My 3rd sem would be more relaxed, as im always understood, so i think i may have extra time to earn money. Being a medic student frustrates me in many way. It cuts me short of the most valuable resource, time. i need to earn extra money for all the above and below, and also for use when i get back to pmc to buy a car, and extra pocket money to make sure i'll maintain my 'luxuries' even with a fall in allowance.
I wonder, though. would any place at all take a temporary worker for only half a semester? Because the semester after that would be very tough, an introduction to a new phase in my medic studies. We'll start going to hospitals, and be very often asked on what we have learnt the past 3 semesters. i'll have to constantly, regularly revise. Sigh. As to that bothering thought, i will push to the back of my mind for the time being.
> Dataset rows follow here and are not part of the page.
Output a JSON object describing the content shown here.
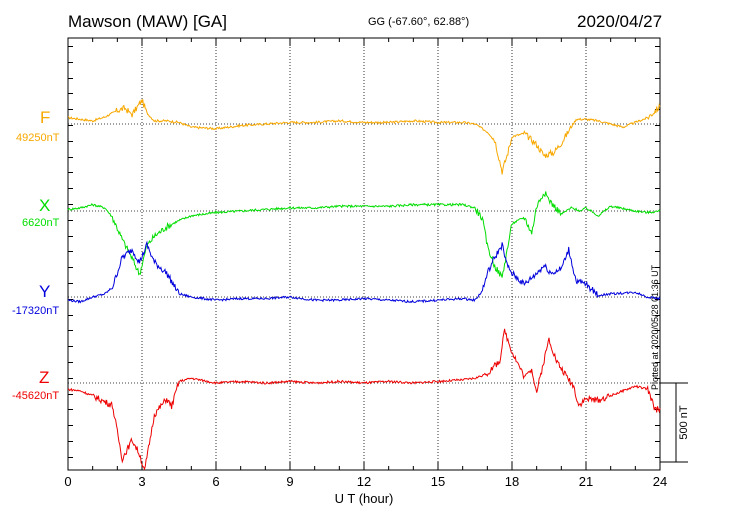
{
  "header": {
    "station": "Mawson (MAW)  [GA]",
    "coords": "GG (-67.60°,  62.88°)",
    "date": "2020/04/27"
  },
  "plotted_note": "Plotted at 2020/05/28 01:36 UT",
  "colors": {
    "F": "#f7a800",
    "X": "#00dd00",
    "Y": "#0000dd",
    "Z": "#ee0000"
  },
  "chart_data": {
    "type": "line",
    "xlabel": "U T (hour)",
    "xlim": [
      0,
      24
    ],
    "xticks": [
      "0",
      "3",
      "6",
      "9",
      "12",
      "15",
      "18",
      "21",
      "24"
    ],
    "scale_bar": {
      "label": "500 nT",
      "value_nT": 500
    },
    "components": [
      {
        "name": "F",
        "baseline_label": "49250nT",
        "baseline_nT": 49250
      },
      {
        "name": "X",
        "baseline_label": "6620nT",
        "baseline_nT": 6620
      },
      {
        "name": "Y",
        "baseline_label": "-17320nT",
        "baseline_nT": -17320
      },
      {
        "name": "Z",
        "baseline_label": "-45620nT",
        "baseline_nT": -45620
      }
    ],
    "series": [
      {
        "name": "F",
        "unit": "nT, deviation from baseline",
        "points": [
          [
            0,
            40
          ],
          [
            0.5,
            30
          ],
          [
            1,
            20
          ],
          [
            1.5,
            45
          ],
          [
            2,
            85
          ],
          [
            2.3,
            100
          ],
          [
            2.6,
            60
          ],
          [
            3,
            150
          ],
          [
            3.2,
            70
          ],
          [
            3.5,
            20
          ],
          [
            4,
            20
          ],
          [
            4.5,
            10
          ],
          [
            5,
            -20
          ],
          [
            6,
            -30
          ],
          [
            7,
            -10
          ],
          [
            8,
            0
          ],
          [
            9,
            10
          ],
          [
            10,
            10
          ],
          [
            11,
            20
          ],
          [
            12,
            10
          ],
          [
            13,
            10
          ],
          [
            14,
            20
          ],
          [
            15,
            10
          ],
          [
            16,
            10
          ],
          [
            16.5,
            0
          ],
          [
            17,
            -50
          ],
          [
            17.3,
            -100
          ],
          [
            17.6,
            -300
          ],
          [
            17.8,
            -200
          ],
          [
            18,
            -80
          ],
          [
            18.5,
            -60
          ],
          [
            19,
            -130
          ],
          [
            19.3,
            -200
          ],
          [
            19.7,
            -180
          ],
          [
            20,
            -120
          ],
          [
            20.4,
            -20
          ],
          [
            20.6,
            30
          ],
          [
            21,
            30
          ],
          [
            21.5,
            20
          ],
          [
            22,
            0
          ],
          [
            22.5,
            -20
          ],
          [
            23,
            10
          ],
          [
            23.5,
            40
          ],
          [
            24,
            110
          ]
        ]
      },
      {
        "name": "X",
        "unit": "nT, deviation from baseline",
        "points": [
          [
            0,
            10
          ],
          [
            0.5,
            20
          ],
          [
            1,
            40
          ],
          [
            1.5,
            20
          ],
          [
            1.8,
            -40
          ],
          [
            2.2,
            -180
          ],
          [
            2.6,
            -300
          ],
          [
            2.9,
            -400
          ],
          [
            3.2,
            -220
          ],
          [
            3.5,
            -160
          ],
          [
            4,
            -100
          ],
          [
            4.5,
            -60
          ],
          [
            5,
            -30
          ],
          [
            6,
            -10
          ],
          [
            7,
            0
          ],
          [
            8,
            10
          ],
          [
            9,
            20
          ],
          [
            10,
            20
          ],
          [
            11,
            30
          ],
          [
            12,
            30
          ],
          [
            13,
            30
          ],
          [
            14,
            40
          ],
          [
            15,
            40
          ],
          [
            16,
            40
          ],
          [
            16.5,
            20
          ],
          [
            16.8,
            -50
          ],
          [
            17,
            -220
          ],
          [
            17.3,
            -350
          ],
          [
            17.6,
            -420
          ],
          [
            17.8,
            -250
          ],
          [
            18,
            -80
          ],
          [
            18.5,
            -40
          ],
          [
            18.8,
            -140
          ],
          [
            19,
            30
          ],
          [
            19.3,
            120
          ],
          [
            19.6,
            50
          ],
          [
            20,
            -20
          ],
          [
            20.4,
            20
          ],
          [
            20.8,
            0
          ],
          [
            21,
            20
          ],
          [
            21.5,
            -30
          ],
          [
            22,
            30
          ],
          [
            23,
            0
          ],
          [
            23.5,
            -10
          ],
          [
            24,
            0
          ]
        ]
      },
      {
        "name": "Y",
        "unit": "nT, deviation from baseline",
        "points": [
          [
            0,
            -20
          ],
          [
            0.5,
            -30
          ],
          [
            1,
            0
          ],
          [
            1.5,
            20
          ],
          [
            1.8,
            60
          ],
          [
            2.2,
            250
          ],
          [
            2.6,
            300
          ],
          [
            2.9,
            220
          ],
          [
            3.2,
            330
          ],
          [
            3.5,
            220
          ],
          [
            4,
            150
          ],
          [
            4.5,
            20
          ],
          [
            5,
            0
          ],
          [
            6,
            -20
          ],
          [
            7,
            -10
          ],
          [
            8,
            -10
          ],
          [
            9,
            0
          ],
          [
            10,
            -20
          ],
          [
            11,
            -20
          ],
          [
            12,
            -10
          ],
          [
            13,
            -20
          ],
          [
            14,
            -30
          ],
          [
            15,
            -20
          ],
          [
            16,
            -10
          ],
          [
            16.5,
            -20
          ],
          [
            16.8,
            40
          ],
          [
            17,
            150
          ],
          [
            17.3,
            250
          ],
          [
            17.6,
            330
          ],
          [
            17.8,
            200
          ],
          [
            18,
            150
          ],
          [
            18.5,
            80
          ],
          [
            19,
            150
          ],
          [
            19.3,
            200
          ],
          [
            19.6,
            150
          ],
          [
            20,
            180
          ],
          [
            20.3,
            300
          ],
          [
            20.6,
            100
          ],
          [
            21,
            80
          ],
          [
            21.5,
            10
          ],
          [
            22,
            20
          ],
          [
            23,
            30
          ],
          [
            23.5,
            0
          ],
          [
            24,
            -10
          ]
        ]
      },
      {
        "name": "Z",
        "unit": "nT, deviation from baseline",
        "points": [
          [
            0,
            -40
          ],
          [
            0.5,
            -50
          ],
          [
            1,
            -80
          ],
          [
            1.5,
            -120
          ],
          [
            1.8,
            -140
          ],
          [
            2.2,
            -480
          ],
          [
            2.6,
            -360
          ],
          [
            2.9,
            -450
          ],
          [
            3.1,
            -560
          ],
          [
            3.5,
            -200
          ],
          [
            4,
            -100
          ],
          [
            4.2,
            -150
          ],
          [
            4.5,
            10
          ],
          [
            5,
            30
          ],
          [
            6,
            0
          ],
          [
            7,
            10
          ],
          [
            8,
            0
          ],
          [
            9,
            10
          ],
          [
            10,
            0
          ],
          [
            11,
            10
          ],
          [
            12,
            0
          ],
          [
            13,
            10
          ],
          [
            14,
            0
          ],
          [
            15,
            10
          ],
          [
            16,
            20
          ],
          [
            16.5,
            30
          ],
          [
            17,
            60
          ],
          [
            17.5,
            140
          ],
          [
            17.7,
            330
          ],
          [
            18,
            200
          ],
          [
            18.5,
            40
          ],
          [
            18.8,
            90
          ],
          [
            19,
            -60
          ],
          [
            19.5,
            280
          ],
          [
            19.8,
            140
          ],
          [
            20,
            90
          ],
          [
            20.5,
            -20
          ],
          [
            20.7,
            -140
          ],
          [
            21,
            -100
          ],
          [
            21.5,
            -110
          ],
          [
            22,
            -80
          ],
          [
            23,
            -20
          ],
          [
            23.5,
            -40
          ],
          [
            23.8,
            -170
          ],
          [
            24,
            -160
          ]
        ]
      }
    ]
  }
}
Let me just find a suitable work first and foremost.

I also plan to enrich myself with musical instrument.

I guess not many knows that i pursue electone course for about a year while im in kmb. I could not continue that for the time being on a matter of cost and practicality issue. All sorts of bothersome stuff. A few months back, i think of pursuing it still, though on piano. The instrument much less heavy and it's more common so it would be easier to find teachers. But now, i have decided to hold off that one and postpone it to perhaps, when i get back to pmc. I'll pursue electone again in penang insyaAllah. I'll make sure to see this one through. As to now, i need to see through my plan to learn guitar. Bought a guitar on impulse last sem. Thought i could learn it off by myself somehow. (It's always like that. i'll make it out, SOMEHOW. i should learn to try to atleast plan something. sigh) I still cant get a hang of it. Will try to find someone to teach me in dublin later. Searching for possible teachers now.

I plan to work out and exercise more often.

As of now, it has officially been more than a year that i did not push myself to run, and really run and put my stamina on the test. i am beginning to feel like a wilting vegetable, gasping over a mere climb of a floor's stairs. Heart pounding over a short sprint(if you'd call it a sprint) and feeling tired, weak all the time. Now that my house is closer to rcsi perhaps i can spend more time at the gym during (any season of the year but especially) winter really early in the morning or late at night. Yeah, so that cancels out the plan for me to buy a certain2 equipment for me to be able to do simple workouts in my own room since i might as well just go to the gym. Yeah! the bright side has shown itself a little..

...and God knows whatever else that pops up in this little brain of mine.

For certain parts, i have already tried to make it a routine. Little by little. Hopefully it will stick through. I aspire to be more efficient in my personal finance, thus im already seeking out ways to achieve that. I'm taking baby steps, that's what they call it. Struggling, wobbly, tumble down every now and then but indefinitely would some day not just walk, but run.

I know, it's so stressful to make plans, yet not knowing how to carry it out, how to find that way. But i have this strong belief that if we know what we want to achieve, that we focus and clarify that end that we want, we will always be aware of the paths, the ways when they come across us. When there's a will, there's a way. It's true. It's not just some hopeful words, but it's what really happens. And if you're want-to-achieve list is as much as mine (hopefully not), it's better to break them in parts and see what's feasible to do first and weave the others in along the way, little by little, one by one.

I pray that i'll see all my plans through, till the end. I pray hard.